Under diress and a scorching Arizona sun — it was 100 degrees at kickoff — Hays turned to Kelvin York and all York did was blast ahead and through the Sun Devil defense for 86 yards on fewer carries than White had.
And in so doing the Utes may have found a capable backup to the usually-reliable White.
“We had high hopes for Kelvin York when we recruited him [from junior college]. He had a good spring and we think that he’s going to be a guy who gets better from week-to-week,” said Whittingham. “We need that to happen. He’s a very talented kid and we saw signs of that against Arizona State. If he can pick up this game where he left off that will help us a great deal.
Even so, the Utah offense still did not score a rushing touchdown in Tempe, which brings us to the next item up for bid: can the Utes afford a bad rushing day against the Trojan defense?
There are two issues. One is that opponents simply have not scored against USC in the first half, because to date, the Trojans have allowed a grand total of 13 points. That does not bode well for Utah.
The second is the Utes inability to score rushing touchdowns — only three paydirt trips all season, and two were by backup QB Travis Wilson.
Add to that fact USC’s stinginess to allow touchdowns on the ground, period, having only allowed three in 2012 — and you would think a minimal rushing attack from Utah could take place in the first half of the game.
The good news is that the Trojan run defense is not impenetrable; in fact the Stanford Cardinal rushed for over 200 yards against a front that includes defensive linemen Morgan Breslin, George Uko and Leonard Williams — all of whom will be playing on Sundays and who have 12.5 sacks between them.
So it is possible to run on USC, and John White — and possibly York — will get their chance to shine for the 13-point underdogs.
And so, it brings us to the Utes passing game, another area where the Trojan defense has been somewhat vulnerable, allowing 230 yards per contest.
Jon Hays has been steady but never spectacular in 2012, which was also the scouting report on him last year. The senior transfer from Division II Nebraska-Omaha, who throws for about 155 yards per game — also isn’t turnover prone, throwing just one interception this year.
Against a USC secondary that has eight already, Hays will likely not test his luck with the Trojans and safety T.J. McDonald.
He will probably choose to throw what is more comfortable to him, the short and intermediate routes to his favorite targets, tight end Jake Murphy and wide receiver DeVonte Christopher, to throw off defenders’ scents.
The issue there, however, is that relying on those crossing routes will force the Trojan defense to stack the box and brings us right back to the much-maligned Utah running game.
That’s right; the only chance the Utes may have for success on Thursday comes from an anemic offense that hasn’t proven much — and the same can be said for their defense.
That said, Utah will have two things behind it.
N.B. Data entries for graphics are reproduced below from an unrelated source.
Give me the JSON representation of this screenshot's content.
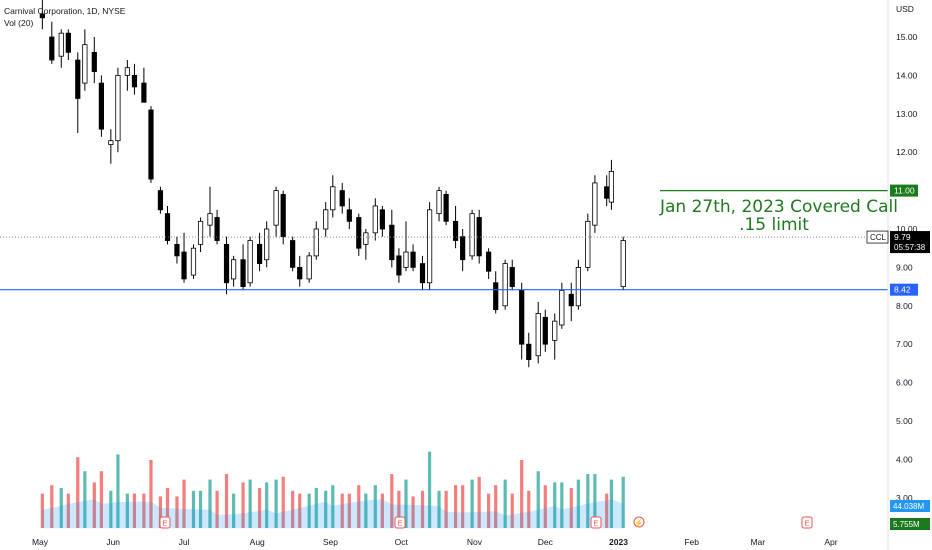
{
  "header": {
    "title": "Carnival Corporation, 1D, NYSE",
    "volume_label": "Vol (20)"
  },
  "annotation": {
    "line1": "Jan 27th, 2023 Covered Call",
    "line2": ".15 limit"
  },
  "colors": {
    "up": "#ffffff",
    "down": "#000000",
    "wick": "#000000",
    "support_line": "#2962ff",
    "target_line": "#1b7a1b",
    "price_line": "#787b86",
    "vol_up": "#26a69a",
    "vol_down": "#ef5350",
    "vol_ma": "#2196f3"
  },
  "chart_data": {
    "type": "candlestick",
    "title": "Carnival Corporation, 1D, NYSE",
    "y_axis": {
      "unit": "USD",
      "ticks": [
        "15.00",
        "14.00",
        "13.00",
        "12.00",
        "11.00",
        "10.00",
        "9.00",
        "8.00",
        "7.00",
        "6.00",
        "5.00",
        "4.00",
        "3.00"
      ],
      "range": [
        2.6,
        16.0
      ]
    },
    "x_axis": {
      "ticks": [
        "May",
        "Jun",
        "Jul",
        "Aug",
        "Sep",
        "Oct",
        "Nov",
        "Dec",
        "2023",
        "Feb",
        "Mar",
        "Apr"
      ],
      "range": [
        "2022-04-28",
        "2023-04-28"
      ]
    },
    "price_labels": [
      {
        "name": "target",
        "value": 11.0,
        "text": "11.00"
      },
      {
        "name": "CCL",
        "value": 9.79,
        "text": "9.79",
        "countdown": "05:57:38"
      },
      {
        "name": "support",
        "value": 8.42,
        "text": "8.42"
      }
    ],
    "levels": {
      "target": 11.0,
      "last": 9.79,
      "support": 8.42
    },
    "volume_labels": {
      "ma": "44.038M",
      "last": "5.755M"
    },
    "events": [
      "E",
      "E",
      "E",
      "E"
    ],
    "ohlc": [
      [
        "2022-05-02",
        15.6,
        16.0,
        15.2,
        15.5
      ],
      [
        "2022-05-06",
        15.0,
        15.4,
        14.3,
        14.4
      ],
      [
        "2022-05-10",
        14.5,
        15.2,
        14.2,
        15.1
      ],
      [
        "2022-05-13",
        15.1,
        15.2,
        14.4,
        14.6
      ],
      [
        "2022-05-17",
        14.4,
        14.6,
        12.5,
        13.4
      ],
      [
        "2022-05-20",
        13.8,
        15.2,
        13.6,
        14.8
      ],
      [
        "2022-05-24",
        14.6,
        15.0,
        13.8,
        14.1
      ],
      [
        "2022-05-27",
        13.8,
        14.0,
        12.4,
        12.6
      ],
      [
        "2022-05-31",
        12.2,
        12.6,
        11.7,
        12.3
      ],
      [
        "2022-06-03",
        12.3,
        14.2,
        12.0,
        14.0
      ],
      [
        "2022-06-07",
        14.0,
        14.4,
        13.6,
        14.2
      ],
      [
        "2022-06-10",
        14.0,
        14.3,
        13.5,
        13.7
      ],
      [
        "2022-06-14",
        13.8,
        14.2,
        13.4,
        13.3
      ],
      [
        "2022-06-17",
        13.1,
        13.2,
        11.2,
        11.3
      ],
      [
        "2022-06-21",
        11.0,
        11.1,
        10.4,
        10.5
      ],
      [
        "2022-06-24",
        10.4,
        10.6,
        9.6,
        9.7
      ],
      [
        "2022-06-28",
        9.6,
        9.8,
        9.1,
        9.3
      ],
      [
        "2022-07-01",
        9.4,
        9.9,
        8.6,
        8.7
      ],
      [
        "2022-07-05",
        8.8,
        9.6,
        8.7,
        9.5
      ],
      [
        "2022-07-08",
        9.6,
        10.3,
        9.4,
        10.2
      ],
      [
        "2022-07-12",
        10.1,
        11.1,
        9.8,
        10.4
      ],
      [
        "2022-07-15",
        10.3,
        10.5,
        9.6,
        9.7
      ],
      [
        "2022-07-19",
        9.6,
        9.8,
        8.3,
        8.6
      ],
      [
        "2022-07-22",
        8.7,
        9.3,
        8.5,
        9.2
      ],
      [
        "2022-07-26",
        9.2,
        9.6,
        8.4,
        8.5
      ],
      [
        "2022-07-29",
        8.6,
        9.8,
        8.5,
        9.7
      ],
      [
        "2022-08-02",
        9.6,
        9.9,
        8.9,
        9.1
      ],
      [
        "2022-08-05",
        9.2,
        10.2,
        9.0,
        10.0
      ],
      [
        "2022-08-09",
        10.1,
        11.1,
        9.8,
        11.0
      ],
      [
        "2022-08-12",
        10.9,
        11.0,
        9.6,
        9.8
      ],
      [
        "2022-08-16",
        9.7,
        9.8,
        8.9,
        9.0
      ],
      [
        "2022-08-19",
        9.0,
        9.3,
        8.5,
        8.7
      ],
      [
        "2022-08-23",
        8.7,
        9.4,
        8.6,
        9.3
      ],
      [
        "2022-08-26",
        9.3,
        10.2,
        9.2,
        10.0
      ],
      [
        "2022-08-30",
        10.0,
        10.7,
        9.8,
        10.5
      ],
      [
        "2022-09-02",
        10.5,
        11.4,
        10.3,
        11.1
      ],
      [
        "2022-09-06",
        11.0,
        11.2,
        10.4,
        10.6
      ],
      [
        "2022-09-09",
        10.5,
        10.8,
        10.0,
        10.2
      ],
      [
        "2022-09-13",
        10.3,
        10.4,
        9.3,
        9.5
      ],
      [
        "2022-09-16",
        9.6,
        10.0,
        9.2,
        9.9
      ],
      [
        "2022-09-20",
        9.9,
        10.8,
        9.7,
        10.6
      ],
      [
        "2022-09-23",
        10.5,
        10.6,
        9.8,
        10.0
      ],
      [
        "2022-09-27",
        10.1,
        10.5,
        9.0,
        9.2
      ],
      [
        "2022-09-30",
        9.3,
        9.5,
        8.6,
        8.8
      ],
      [
        "2022-10-03",
        9.0,
        10.2,
        8.9,
        9.4
      ],
      [
        "2022-10-06",
        9.4,
        9.6,
        8.9,
        9.0
      ],
      [
        "2022-10-10",
        9.1,
        9.3,
        8.4,
        8.6
      ],
      [
        "2022-10-13",
        8.6,
        10.7,
        8.4,
        10.5
      ],
      [
        "2022-10-17",
        10.4,
        11.1,
        10.2,
        11.0
      ],
      [
        "2022-10-20",
        10.9,
        11.0,
        10.1,
        10.2
      ],
      [
        "2022-10-24",
        10.2,
        10.6,
        9.5,
        9.7
      ],
      [
        "2022-10-27",
        9.8,
        10.0,
        8.9,
        9.2
      ],
      [
        "2022-10-31",
        9.3,
        10.5,
        9.2,
        10.4
      ],
      [
        "2022-11-03",
        10.3,
        10.5,
        9.1,
        9.3
      ],
      [
        "2022-11-07",
        9.4,
        9.5,
        8.7,
        8.9
      ],
      [
        "2022-11-10",
        8.6,
        8.9,
        7.8,
        7.9
      ],
      [
        "2022-11-14",
        8.0,
        9.2,
        7.9,
        9.1
      ],
      [
        "2022-11-17",
        9.0,
        9.2,
        8.4,
        8.5
      ],
      [
        "2022-11-21",
        8.4,
        8.6,
        6.6,
        7.0
      ],
      [
        "2022-11-24",
        7.0,
        7.3,
        6.4,
        6.6
      ],
      [
        "2022-11-28",
        6.7,
        8.1,
        6.5,
        7.8
      ],
      [
        "2022-12-01",
        7.7,
        7.9,
        6.8,
        7.0
      ],
      [
        "2022-12-05",
        7.1,
        7.8,
        6.6,
        7.6
      ],
      [
        "2022-12-08",
        7.5,
        8.6,
        7.4,
        8.4
      ],
      [
        "2022-12-12",
        8.3,
        8.6,
        7.6,
        8.0
      ],
      [
        "2022-12-15",
        8.0,
        9.2,
        7.9,
        9.0
      ],
      [
        "2022-12-19",
        9.0,
        10.4,
        8.9,
        10.2
      ],
      [
        "2022-12-22",
        10.1,
        11.4,
        9.9,
        11.2
      ],
      [
        "2022-12-27",
        11.1,
        11.4,
        10.6,
        10.8
      ],
      [
        "2022-12-29",
        10.7,
        11.8,
        10.5,
        11.5
      ],
      [
        "2023-01-03",
        8.5,
        9.8,
        8.4,
        9.7
      ]
    ]
  }
}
One is the crowd, which will probably be almost all decked out in crimson fans and the second is that the Utes know how to play big in big games.
The Utes proved they could stay on the field last year against a USC team on probation, with nothing to play for except pride — fighting, scratching and clawing until the final play.
“Each year is its own separate entity and own set of circumstances, but going down there and having a good showing last year, although we came up short, could be a positive for us,” said Whittingham.
This year, however, the stakes are higher. USC has many NFL-caliber players on its roster — while Utah has a handful. The Trojans are expected to compete for a national championship and a slip-up against Utah would end their already dimmed hopes.
What it all adds up to, is that the Utes offense must play the best it has all season — when few believe it can be done, and when nobody outside of Utah thinks it’s remotely possible.